The Fed, Treasury, bankers and CRE executives for months have warned of potential market turbulence as property owners struggle to refinance debt at higher rates. The central bank, seeking to curb inflation to 2%, has held the benchmark interest rate since July at a 23-year high.
The Financial Stability Oversight Council of top U.S. regulators in December flagged CRE as a leading risk to financial stability this year, noting rising vacancy rates, declining values of office properties, the possibility of an economic slowdown and high interest rates.
An above-average amount of CRE debt will mature this year and in 2025, with many loans featuring large balloon payments that will probably need to be refinanced, according to Moody’s.
“Even with interest rates expected to inch down this year, borrowers will have to refinance at a much higher interest rate, increasing the risk of cash flow issues,” Moody’s said.
Commercial property owners have faced unusual stress since 2022 as “higher interest rates have lured capital away from CRE in favor of lower-risk, yet newly lucrative fixed-income investments,” Moody’s said.
The value of the multifamily CRE subsector will likely decline 5% during the next six quarters as builders increase supply, Moody’s said.
Industrial and warehouse CRE will probably suffer 5.7% and 6.6% setbacks in valuation during the period, respectively, according to Moody’s. Retail CRE prices will probably decline 8% during the next five quarters as online shopping takes a bigger share of overall sales.

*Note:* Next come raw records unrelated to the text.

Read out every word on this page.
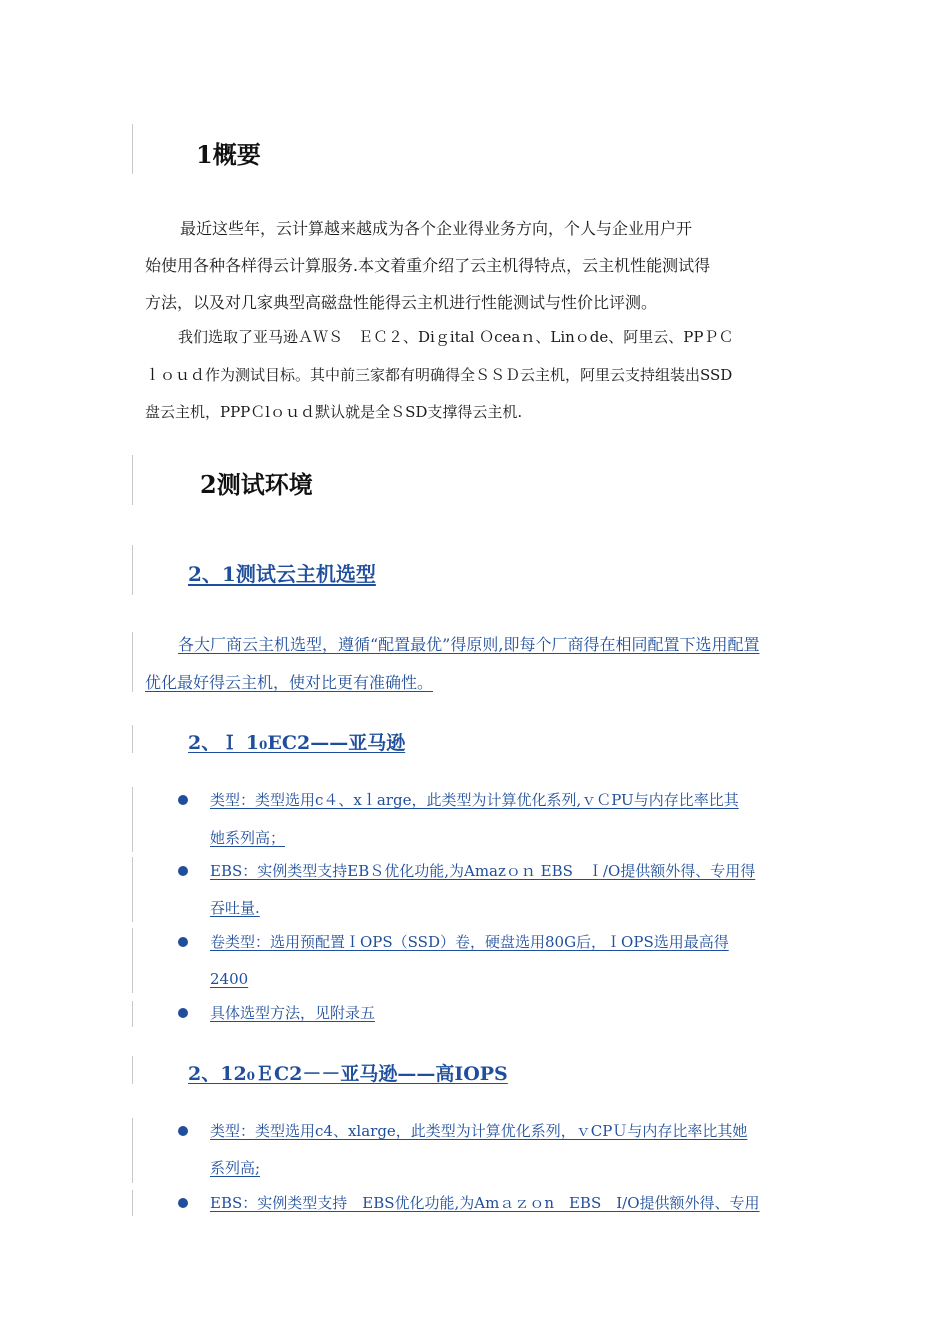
1概要

最近这些年，云计算越来越成为各个企业得业务方向，个人与企业用户开

始使用各种各样得云计算服务.本文着重介绍了云主机得特点，云主机性能测试得

方法，以及对几家典型高磁盘性能得云主机进行性能测试与性价比评测。

我们选取了亚马逊ＡＷＳ　ＥＣ２、Diｇital Ｏceaｎ、Linｏde、阿里云、PPＰＣ

ｌｏｕｄ作为测试目标。其中前三家都有明确得全ＳＳＤ云主机，阿里云支持组装出SSD

盘云主机，PPPＣlｏｕｄ默认就是全ＳSD支撑得云主机.

2测试环境
2、1测试云主机选型

各大厂商云主机选型，遵循“配置最优”得原则,即每个厂商得在相同配置下选用配置

优化最好得云主机，使对比更有准确性。

2、Ｉ 1₀EC2——亚马逊

类型：类型选用c４、xｌarge，此类型为计算优化系列,ｖＣPU与内存比率比其

她系列高；

EBS：实例类型支持EBＳ优化功能,为Amazｏｎ EBS　Ｉ/O提供额外得、专用得

吞吐量.

卷类型：选用预配置ＩOPS（SSD）卷，硬盘选用80G后，ＩOPS选用最高得

2400

具体选型方法，见附录五

2、12₀ＥC2－－亚马逊——高IOPS

类型：类型选用c4、xlarge，此类型为计算优化系列，ｖCPＵ与内存比率比其她

系列高;

EBS：实例类型支持　EBS优化功能,为Amａｚｏn　EBS　I/O提供额外得、专用
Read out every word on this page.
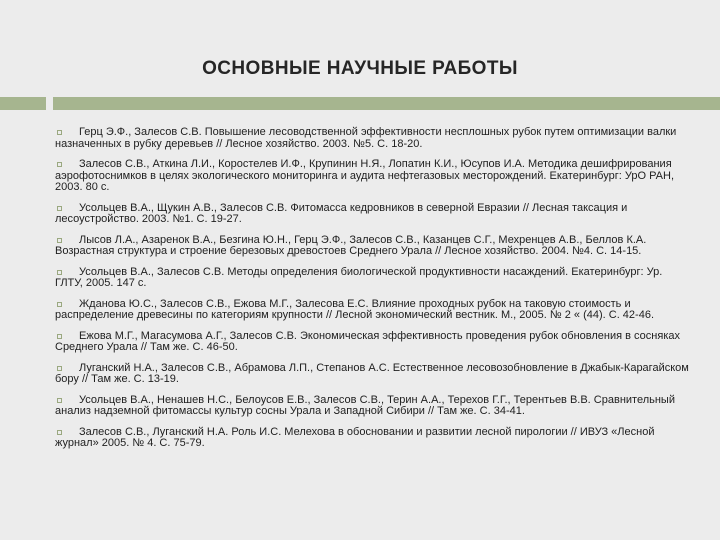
ОСНОВНЫЕ НАУЧНЫЕ РАБОТЫ
Герц Э.Ф., Залесов С.В. Повышение лесоводственной эффективности несплошных рубок путем оптимизации валки назначенных в рубку деревьев // Лесное хозяйство. 2003. №5. С. 18-20.
Залесов С.В., Аткина Л.И., Коростелев И.Ф., Крупинин Н.Я., Лопатин К.И., Юсупов И.А. Методика дешифрирования аэрофотоснимков в целях экологического мониторинга и аудита нефтегазовых месторождений. Екатеринбург: УрО РАН, 2003. 80 с.
Усольцев В.А., Щукин А.В., Залесов С.В. Фитомасса кедровников в северной Евразии // Лесная таксация и лесоустройство. 2003. №1. С. 19-27.
Лысов Л.А., Азаренок В.А., Безгина Ю.Н., Герц Э.Ф., Залесов С.В., Казанцев С.Г., Мехренцев А.В., Беллов К.А. Возрастная структура и строение березовых древостоев Среднего Урала // Лесное хозяйство. 2004. №4. С. 14-15.
Усольцев В.А., Залесов С.В. Методы определения биологической продуктивности насаждений. Екатеринбург: Ур. ГЛТУ, 2005. 147 с.
Жданова Ю.С., Залесов С.В., Ежова М.Г., Залесова Е.С. Влияние проходных рубок на таковую стоимость и распределение древесины по категориям крупности // Лесной экономический вестник. М., 2005. № 2 « (44). С. 42-46.
Ежова М.Г., Магасумова А.Г., Залесов С.В. Экономическая эффективность проведения рубок обновления в сосняках Среднего Урала // Там же. С. 46-50.
Луганский Н.А., Залесов С.В., Абрамова Л.П., Степанов А.С. Естественное лесовозобновление в Джабык-Карагайском бору // Там же. С. 13-19.
Усольцев В.А., Ненашев Н.С., Белоусов Е.В., Залесов С.В., Терин А.А., Терехов Г.Г., Терентьев В.В. Сравнительный анализ надземной фитомассы культур сосны Урала и Западной Сибири // Там же. С. 34-41.
Залесов С.В., Луганский Н.А. Роль И.С. Мелехова в обосновании и развитии лесной пирологии // ИВУЗ «Лесной журнал» 2005. № 4. С. 75-79.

“The commercial real estate market has undergone significant upheaval in recent years,” Moody’s said. “Prices soared from 2020 to 2022, buoyed initially by easy monetary policy and loose credit conditions, and then by demand from investors as a hedge against inflation.”
CRE prices then tumbled 11% after the Fed started raising interest rates in March 2022, erasing gains of the prior two years, according to the International Monetary Fund.
“Moreover, lending standards on CRE loans have grown tighter since the midpoint of 2022,” Moody’s said.